Assume we have two floating point values: 1.23 and 4.56.
To represent and add these in a machine without floating point support, we will have to fall back to fixed point representation.
So we pick the number 100 as a scaling factor, simply to get rid if the decimal points:
1 - Multiple them by scaling factor => 123 and 456
2 - Add them 123 + 456 = 579
3- Divide it by the same scaling factor => 5.79
Which is equal to the floating point add 1.23 + 4.56 = 5.79
Now, why do I keep reading on online articles that scaling factor tends to be a power of two?
https://en.wikipedia.org/wiki/Scale_factor_(computer_science)
If I choose say 2^5 = 32 as my scaling factor then we have:
-> 1.23 * 32 = 39.36 ~= 39
-> 4.56 * 32 = 145.92 ~= 145
-> 39 + 149 = 188
-> 188 / 32 = 5.87
The output of 5.87 is not even precise. So why do we pick power of 2?
Why don't we just pick a power of 10 as the factor?
I have also seen in such posts: https://spin.atomicobject.com/2012/03/15/simple-fixed-point-math/
That power of two is chosen since computers can represent them fast, i.e 2^16 can be done with bit shifting : 1 << 16, but power of 10 can't be computed as fast.
So is that it? we basically destroy precision for a bit of latency (if at all)?
Which is equal to the floating point add 1.23 + 4.56 = 5.79
Not quite.
1.23, 4.56, 5.79 as source code are exactly representable. As floating-point encoded with binary64, they are not. Much like 0.3333 is not exactly one-third, IEE-754 binary uses nearby values - within 1 part in 253. Thus the addition may provide the expected sum, or maybe a very close other sum will occur.
why do I keep reading on online articles that scaling factor tends to be a power of two?
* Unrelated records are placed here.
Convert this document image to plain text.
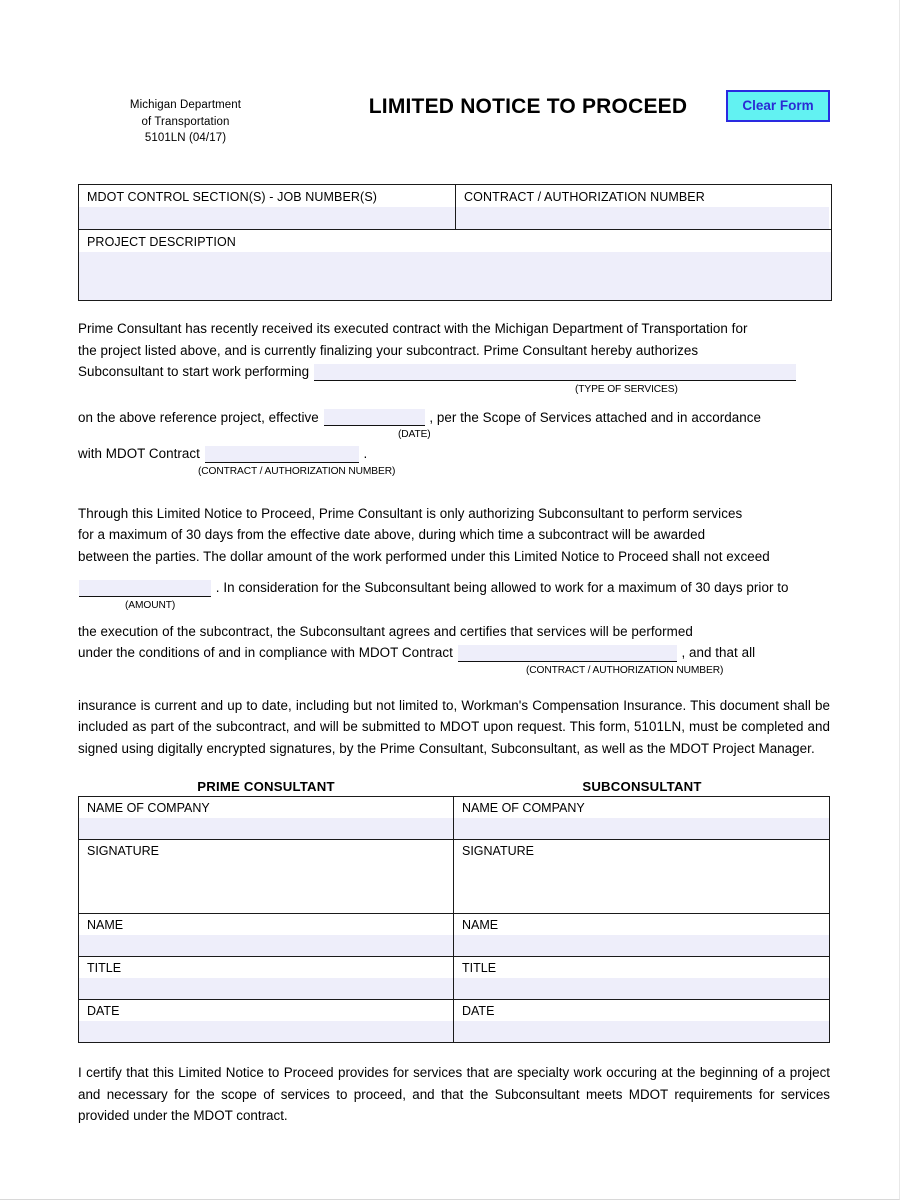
Michigan Department
of Transportation
5101LN (04/17)
LIMITED NOTICE TO PROCEED	Clear Form
MDOT CONTROL SECTION(S) - JOB NUMBER(S)	CONTRACT / AUTHORIZATION NUMBER
PROJECT DESCRIPTION
Prime Consultant has recently received its executed contract with the Michigan Department of Transportation for
the project listed above, and is currently finalizing your subcontract. Prime Consultant hereby authorizes
Subconsultant to start work performing
(TYPE OF SERVICES)
on the above reference project, effective	, per the Scope of Services attached and in accordance
(DATE)
with MDOT Contract	.
(CONTRACT / AUTHORIZATION NUMBER)
Through this Limited Notice to Proceed, Prime Consultant is only authorizing Subconsultant to perform services
for a maximum of 30 days from the effective date above, during which time a subcontract will be awarded
between the parties. The dollar amount of the work performed under this Limited Notice to Proceed shall not exceed
. In consideration for the Subconsultant being allowed to work for a maximum of 30 days prior to
(AMOUNT)
the execution of the subcontract, the Subconsultant agrees and certifies that services will be performed
under the conditions of and in compliance with MDOT Contract	, and that all
(CONTRACT / AUTHORIZATION NUMBER)
insurance is current and up to date, including but not limited to, Workman's Compensation Insurance. This document shall be included as part of the subcontract, and will be submitted to MDOT upon request. This form, 5101LN, must be completed and signed using digitally encrypted signatures, by the Prime Consultant, Subconsultant, as well as the MDOT Project Manager.
PRIME CONSULTANT	SUBCONSULTANT
NAME OF COMPANY	NAME OF COMPANY
SIGNATURE	SIGNATURE
NAME	NAME
TITLE	TITLE
DATE	DATE
I certify that this Limited Notice to Proceed provides for services that are specialty work occuring at the beginning of a project and necessary for the scope of services to proceed, and that the Subconsultant meets MDOT requirements for services provided under the MDOT contract.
With binary floating point, scaling by powers of 2 injects no precision loss. The product is exactly as good as its pre-scaled value.
Why don't we just pick a power of 10 as the factor?
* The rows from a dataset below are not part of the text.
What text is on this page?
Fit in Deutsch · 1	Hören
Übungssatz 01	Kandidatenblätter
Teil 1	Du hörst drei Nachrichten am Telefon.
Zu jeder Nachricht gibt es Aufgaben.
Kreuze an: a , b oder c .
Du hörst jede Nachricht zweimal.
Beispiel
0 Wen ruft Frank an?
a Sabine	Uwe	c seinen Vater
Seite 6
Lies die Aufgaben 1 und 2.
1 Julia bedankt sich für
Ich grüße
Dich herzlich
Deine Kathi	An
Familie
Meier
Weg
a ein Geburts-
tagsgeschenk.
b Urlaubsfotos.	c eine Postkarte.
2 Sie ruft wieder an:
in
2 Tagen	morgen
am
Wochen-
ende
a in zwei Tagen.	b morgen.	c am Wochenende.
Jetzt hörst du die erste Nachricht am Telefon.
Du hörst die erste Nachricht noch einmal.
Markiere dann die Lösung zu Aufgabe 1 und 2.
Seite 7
Scaling by powers of 10 works well on paper (classical math), yet with binary floating point, the product likely is not exact and instead a rounded value is used. Thus our scaling injects a little error.
So is that it? we basically destroy precision for a bit of latency (if at all)?
No, there are many more issues. Since there are so many issues and speed is important, manufacturers of floating point hardware need an incredibly specific IEEE-754. Even after 40 years, corner cases come up. For over the past 20 years a decimal version of IEEE-754 exist too. That portion of the overall spec is slowing getting realized in hardware instead of the slooooow software decimal floating point implementations. Until the marketplace drives for wider acceptance, binary floating point with its difference between classical math (1.23 + 4.56) will continue to dominate versus switching to decimal floating point.